OPINIÃO

O Cerzidor de Palavras

Publicado em 15 de dezembro de 2007

“A aparência é tudo.” Podia ser um dístico na lojinha do homem que consertava palavras rotas e descosidas, mas nem placa havia.

Era o murmúrio na entrega do serviço a mais um cliente satisfeito. Um mestre na arte de remendar idéias mal costuradas e afins. (Isso foi antes do Efeito Shopping, que fez sumir no seu entorno o cinto de utilidades da cidade: armarinhos atenciosos, lojinhas serviçais, balcões prestativos.)

Não se sabe se era quieto por natureza ou dever de ofício. Sabe-se da clientela incessante. Que sua maior fonte de renda era cerzir desculpas esfarrapadas, por dois tipos de clientes: os que iriam se desculpar e achavam que não estavam se apresentando bem, e os que tinham recebido péssimas desculpas e queriam torná-las desculpáveis. No dia seguinte (seu prazo mais longo), saíam já desculpados ou se desculpando impecavelmente.

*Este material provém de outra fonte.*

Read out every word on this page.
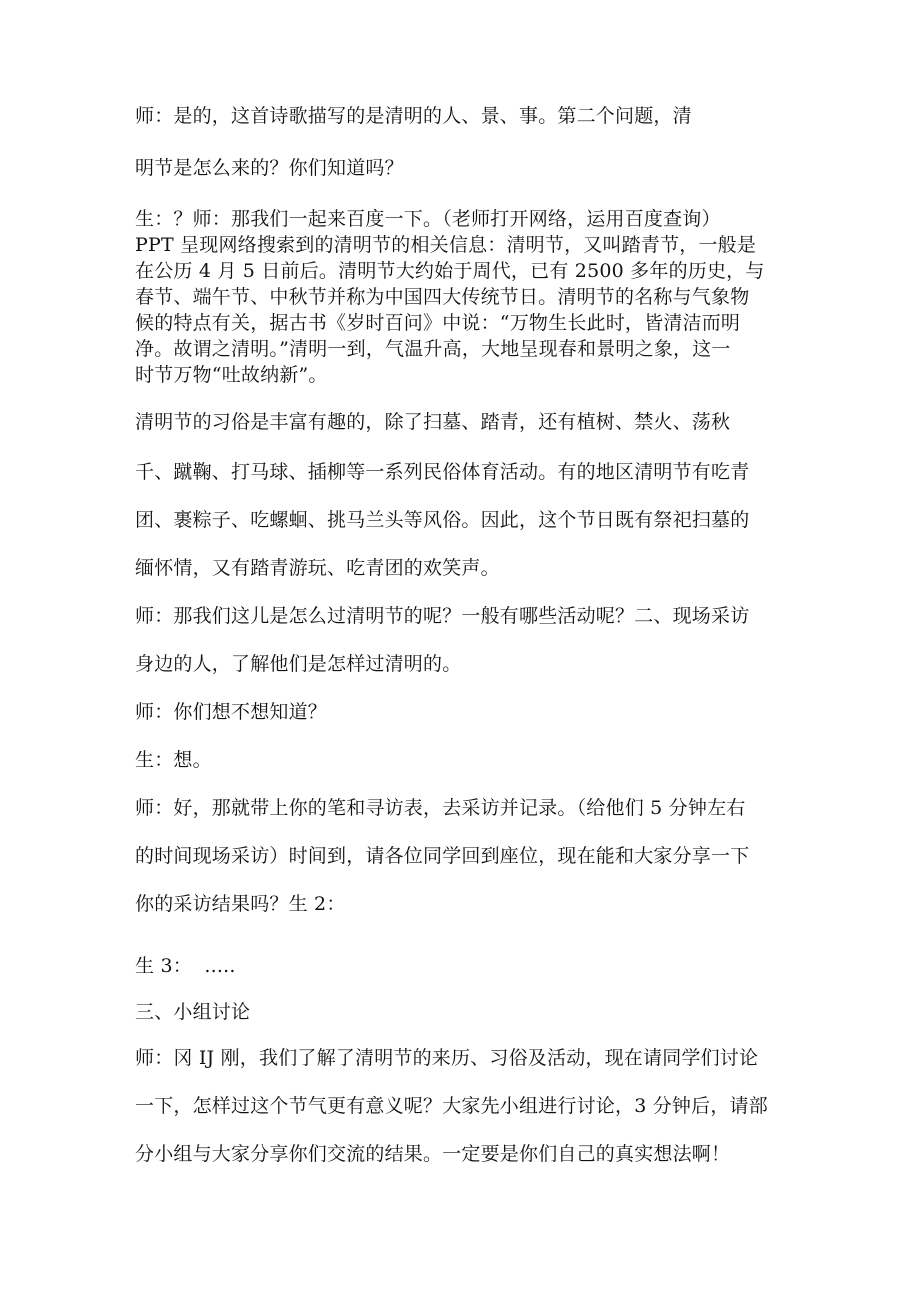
师：是的，这首诗歌描写的是清明的人、景、事。第二个问题，清
明节是怎么来的？你们知道吗？
生：？师：那我们一起来百度一下。（老师打开网络，运用百度查询）
PPT 呈现网络搜索到的清明节的相关信息：清明节，又叫踏青节，一般是
在公历 4 月 5 日前后。清明节大约始于周代，已有 2500 多年的历史，与
春节、端午节、中秋节并称为中国四大传统节日。清明节的名称与气象物
候的特点有关，据古书《岁时百问》中说：“万物生长此时，皆清洁而明
净。故谓之清明。”清明一到，气温升高，大地呈现春和景明之象，这一
时节万物“吐故纳新”。
清明节的习俗是丰富有趣的，除了扫墓、踏青，还有植树、禁火、荡秋
千、蹴鞠、打马球、插柳等一系列民俗体育活动。有的地区清明节有吃青
团、裹粽子、吃螺蛔、挑马兰头等风俗。因此，这个节日既有祭祀扫墓的
缅怀情，又有踏青游玩、吃青团的欢笑声。
师：那我们这儿是怎么过清明节的呢？一般有哪些活动呢？二、现场采访
身边的人，了解他们是怎样过清明的。
师：你们想不想知道？
生：想。
师：好，那就带上你的笔和寻访表，去采访并记录。（给他们 5 分钟左右
的时间现场采访）时间到，请各位同学回到座位，现在能和大家分享一下
你的采访结果吗？生 2：
生 3：  .....
三、小组讨论
师：冈 IJ 刚，我们了解了清明节的来历、习俗及活动，现在请同学们讨论
一下，怎样过这个节气更有意义呢？大家先小组进行讨论，3 分钟后，请部
分小组与大家分享你们交流的结果。一定要是你们自己的真实想法啊！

E o dia se ia, na fila de encomendas típicas. Comuns os fregueses de papo furado. O cerzidor, que recuperava crédito inclusive em conversa fiada, sumia nos fundos e de lá voltava com um papo quase novo: coerente, denso, embasado – sem furos. Tudo por uma módica quantia. “Prefiro ganhar no volume”, murmurava.

Vez em quando apareciam escritores e jornalistas. Textos desalinhados que ele alinhava na hora. E surgiam críticos e resenhadores com elogios rasgados, querendo-os íntegros.

O cerzidor não falhava.

Em vão tentaram esmiuçar sua habilidade. Jamais revelou nada nem nunca permitiu visitas atrás do biombo. Quem espichasse o pescoço, só veria as pilhas de expressões gastas e frases surradas, à espera da ansiada restauração.

Toda uma vida de cerzimentos, óculos na ponta do nariz, bigode à la Dr. Macarra. Anos e anos pegando explicações disformes e deixando-as nos conformes. Alinhavando pensamentos para autores iniciantes (como eu, na ocasião). Dedicação sem-fim a sínteses esgarçadas, pregações despregadas, discursos esfiapados etc.

Até que um dia, ponto final. Fora cerzir no além, disse um dos piores ex-clientes. À frente da porta lacrada, papos furados sobre a Morte. Lembranças descosturadas. Frases desbotadas de pesar.

E ninguém para recompô-las.

Só uma vez o vi recusar trabalho. Alguém indagou se ele podia dar um jeito numa declaração. Era uma mentira deslavada. O cerzidor arqueou o olhar, sequer tocou naquilo. Num menear de cabeça, a decisão. E se justificou, ética e tecnicamente: “– Certas coisas eu não faço.”